Andrew Bloo will be present, he said, when the 61st annual American Hop Convention opens for the first time in Bend next week at the Riverhouse on the Deschutes.
“We will be in attendance,” said Bloo, owner with his wife, Tracy Bloo, of Cascade Hop Farm LLC. “A lot of Pacific Northwest hop farms are large and, by their nature, have their own support system. But for smaller farms, it’s a great opportunity for us to really share our experiences as a group, to come together as a group and also learn from the large farms the processes they use and how we can use that on a small scale.”
The American Hop Convention runs Tuesday through Jan. 20 and expects about 500 attendees, said Michelle Palacios, secretary-treasurer of the Oregon Hop Growers Association.
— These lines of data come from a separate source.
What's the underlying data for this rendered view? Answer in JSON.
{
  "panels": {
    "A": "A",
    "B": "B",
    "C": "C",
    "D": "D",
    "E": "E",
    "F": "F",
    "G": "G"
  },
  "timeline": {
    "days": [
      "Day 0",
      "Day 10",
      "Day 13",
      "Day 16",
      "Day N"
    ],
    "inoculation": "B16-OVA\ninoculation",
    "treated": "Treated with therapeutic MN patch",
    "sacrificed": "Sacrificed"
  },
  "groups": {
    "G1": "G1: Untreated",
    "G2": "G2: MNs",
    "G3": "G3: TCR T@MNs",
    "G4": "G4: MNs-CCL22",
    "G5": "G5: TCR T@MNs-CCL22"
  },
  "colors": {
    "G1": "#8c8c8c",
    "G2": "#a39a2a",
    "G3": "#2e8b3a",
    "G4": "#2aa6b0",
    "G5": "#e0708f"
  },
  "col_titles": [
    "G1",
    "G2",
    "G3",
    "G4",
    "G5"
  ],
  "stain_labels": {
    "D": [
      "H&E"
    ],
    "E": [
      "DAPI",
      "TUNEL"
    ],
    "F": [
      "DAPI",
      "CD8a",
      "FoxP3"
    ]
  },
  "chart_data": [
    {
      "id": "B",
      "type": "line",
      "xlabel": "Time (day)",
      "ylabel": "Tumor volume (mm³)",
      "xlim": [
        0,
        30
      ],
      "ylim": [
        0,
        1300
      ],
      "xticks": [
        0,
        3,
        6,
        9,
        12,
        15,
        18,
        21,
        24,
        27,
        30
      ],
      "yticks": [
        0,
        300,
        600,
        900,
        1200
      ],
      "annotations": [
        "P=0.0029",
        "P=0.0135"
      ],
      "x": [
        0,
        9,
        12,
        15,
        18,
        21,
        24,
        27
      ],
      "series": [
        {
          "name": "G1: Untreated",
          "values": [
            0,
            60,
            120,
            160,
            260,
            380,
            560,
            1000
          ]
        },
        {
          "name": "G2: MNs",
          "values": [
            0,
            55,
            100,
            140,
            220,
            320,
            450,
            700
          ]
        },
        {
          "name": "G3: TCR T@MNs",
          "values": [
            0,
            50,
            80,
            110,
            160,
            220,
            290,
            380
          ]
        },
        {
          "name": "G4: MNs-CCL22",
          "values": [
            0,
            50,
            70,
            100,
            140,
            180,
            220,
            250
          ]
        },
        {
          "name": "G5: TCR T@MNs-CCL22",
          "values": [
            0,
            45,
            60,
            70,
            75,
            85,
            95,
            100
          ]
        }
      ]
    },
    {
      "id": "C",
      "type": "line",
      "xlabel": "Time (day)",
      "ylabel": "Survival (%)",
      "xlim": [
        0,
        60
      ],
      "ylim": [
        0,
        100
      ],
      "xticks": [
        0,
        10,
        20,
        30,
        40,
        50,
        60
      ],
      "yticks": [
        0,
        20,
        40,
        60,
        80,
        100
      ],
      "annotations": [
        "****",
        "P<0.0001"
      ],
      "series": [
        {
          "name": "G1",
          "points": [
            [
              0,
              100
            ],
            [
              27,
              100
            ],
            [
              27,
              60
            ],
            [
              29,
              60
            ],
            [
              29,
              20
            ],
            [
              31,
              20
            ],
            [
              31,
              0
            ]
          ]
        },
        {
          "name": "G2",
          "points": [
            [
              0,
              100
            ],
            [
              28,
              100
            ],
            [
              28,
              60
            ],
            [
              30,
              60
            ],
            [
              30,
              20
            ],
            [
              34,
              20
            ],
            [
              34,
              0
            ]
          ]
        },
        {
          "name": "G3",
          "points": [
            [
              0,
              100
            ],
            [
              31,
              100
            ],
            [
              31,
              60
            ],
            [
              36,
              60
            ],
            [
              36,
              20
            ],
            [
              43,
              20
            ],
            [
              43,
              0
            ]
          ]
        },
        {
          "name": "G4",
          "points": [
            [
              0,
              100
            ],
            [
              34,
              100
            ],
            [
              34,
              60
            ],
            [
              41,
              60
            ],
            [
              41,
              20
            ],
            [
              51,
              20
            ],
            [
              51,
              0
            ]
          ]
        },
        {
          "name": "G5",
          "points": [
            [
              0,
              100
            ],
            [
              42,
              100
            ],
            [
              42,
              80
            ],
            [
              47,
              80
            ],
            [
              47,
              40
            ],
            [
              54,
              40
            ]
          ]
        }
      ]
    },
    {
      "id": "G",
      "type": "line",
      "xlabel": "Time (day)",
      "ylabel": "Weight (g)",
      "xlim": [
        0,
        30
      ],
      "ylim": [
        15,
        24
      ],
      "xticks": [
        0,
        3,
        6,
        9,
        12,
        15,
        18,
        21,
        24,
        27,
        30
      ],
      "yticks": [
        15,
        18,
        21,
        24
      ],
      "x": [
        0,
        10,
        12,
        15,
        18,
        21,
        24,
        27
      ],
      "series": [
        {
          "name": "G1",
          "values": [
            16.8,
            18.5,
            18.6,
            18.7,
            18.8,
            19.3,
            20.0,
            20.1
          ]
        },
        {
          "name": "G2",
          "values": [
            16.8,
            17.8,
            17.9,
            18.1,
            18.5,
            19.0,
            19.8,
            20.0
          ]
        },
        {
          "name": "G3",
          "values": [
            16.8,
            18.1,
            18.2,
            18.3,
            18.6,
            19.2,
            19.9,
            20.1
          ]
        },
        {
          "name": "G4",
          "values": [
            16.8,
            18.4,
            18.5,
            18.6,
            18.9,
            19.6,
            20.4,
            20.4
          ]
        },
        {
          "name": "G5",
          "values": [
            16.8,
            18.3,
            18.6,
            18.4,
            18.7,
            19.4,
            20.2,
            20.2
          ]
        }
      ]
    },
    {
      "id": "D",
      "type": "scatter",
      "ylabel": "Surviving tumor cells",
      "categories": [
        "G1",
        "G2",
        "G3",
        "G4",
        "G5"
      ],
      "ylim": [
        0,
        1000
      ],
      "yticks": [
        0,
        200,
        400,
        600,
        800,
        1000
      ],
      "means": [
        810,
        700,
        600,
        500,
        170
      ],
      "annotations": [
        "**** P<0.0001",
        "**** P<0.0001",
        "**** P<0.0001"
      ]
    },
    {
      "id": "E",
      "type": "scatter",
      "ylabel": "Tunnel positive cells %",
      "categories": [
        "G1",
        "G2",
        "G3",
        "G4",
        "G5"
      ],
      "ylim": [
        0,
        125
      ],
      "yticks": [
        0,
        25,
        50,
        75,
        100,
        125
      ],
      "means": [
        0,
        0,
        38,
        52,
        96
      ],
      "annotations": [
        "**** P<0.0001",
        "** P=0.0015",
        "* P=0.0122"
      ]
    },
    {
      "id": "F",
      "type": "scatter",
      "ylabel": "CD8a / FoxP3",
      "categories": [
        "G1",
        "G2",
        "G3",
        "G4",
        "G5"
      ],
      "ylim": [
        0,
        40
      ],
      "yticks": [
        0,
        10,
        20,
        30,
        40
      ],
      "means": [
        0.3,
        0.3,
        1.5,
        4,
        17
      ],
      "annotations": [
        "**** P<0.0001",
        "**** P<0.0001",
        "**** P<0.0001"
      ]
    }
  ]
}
Oregon hosts the convention — which primarily draws attendance from the Pacific Northwest but also attracts growers from the Midwest and East — every three years, the last time in Portland, she said.
“We wanted to bring it to Bend to spotlight the great beer in Bend and in Central Oregon,” Palacios said.
The Riverhouse, the largest convention space east of the Cascades with its 221-room hotel, can accommodate half the expected guests at best, said Amanda Miller, a Riverhouse sales associate. Nearby hotels, including the Bend Inn & Suites and Shilo Inn Suites Hotel, benefit from the overflow.
“Bring it on — the more, the merrier,” said Pat Burrus, Shilo Inn director of sales.
Conventioneers, in addition to seminars on pest management, hop herbicides and hop aromas in beer, will hear lunch presentations from MillerCoors and Molson Coors executives on Jan. 19 and the following day from Gary Fish, founder of Deschutes Brewery.
Also on tap is an evening reception Jan. 19 at Crux Fermentation Project. And each attendee will receive a 22-ounce bottle of a beer brewed collaboratively for the event by brewers including Robin Johnson, Deschutes Brewery & Public House assistant brewmaster, and Larry Sidor, Crux head brewer, at the Boneyard Beer brewery.
Hop farming is big in the Northwest, where Oregon in 2016 produced $65.1 million worth of the crop, second to Washington, which produced $382.2 million worth, according to the National Agricultural Statistics Service. Idaho, the third-largest hop-producing state, grew $51.1 million in hops that year. The value of hops grown last year exceeded the 2015 crop value by $152.4 million, according to the statistics service.
However, hop farming remains a small business in Central Oregon, where the acreage is measured in single digits and the plants in hundreds, rather than thousands. Miles Wilhelm, who grows hops at the Smith Rock Hop Farm, in Terrebonne, said that operation has about 900 plants on three acres. Last year, the farm sold about 350 pounds of hops, “so we have a long way to go,” he said.
Hop plants are hardy, aggressive plants, but getting them to produce flowers with the characteristics that brewers desire is the tricky part, said Bloo. Bitter hops were the trend until tastes started to shift toward more aromatic varieties, Wilhelm said.
Gary Wyatt, owner with his wife, Susan Wyatt, of Tumalo Hops Co., said hops need about 120 days of sunshine to mature, which Central Oregon lacked until a climate shift produced more sunny days, and a better environment for hops, he said. The Wyatts started growing hops 10 years ago from scratch.
“There was no information at all on this side of the mountains,” Gary Wyatt said. “We learned everything we needed to know about hops on our own, through trial and error.”
Bloo, alone among the local hop growers interviewed Wednesday who said he’s actually planning to attend the convention, said he sees it as an opportunity to showcase small, Central Oregon hop farms.
“We’re not here to compete on a 1,000-acre perspective. I’m here to put my own hands in the soil to produce a crop in a very limited supply,” he said. “We touch every plant, every season. It’s pride in the product for us.”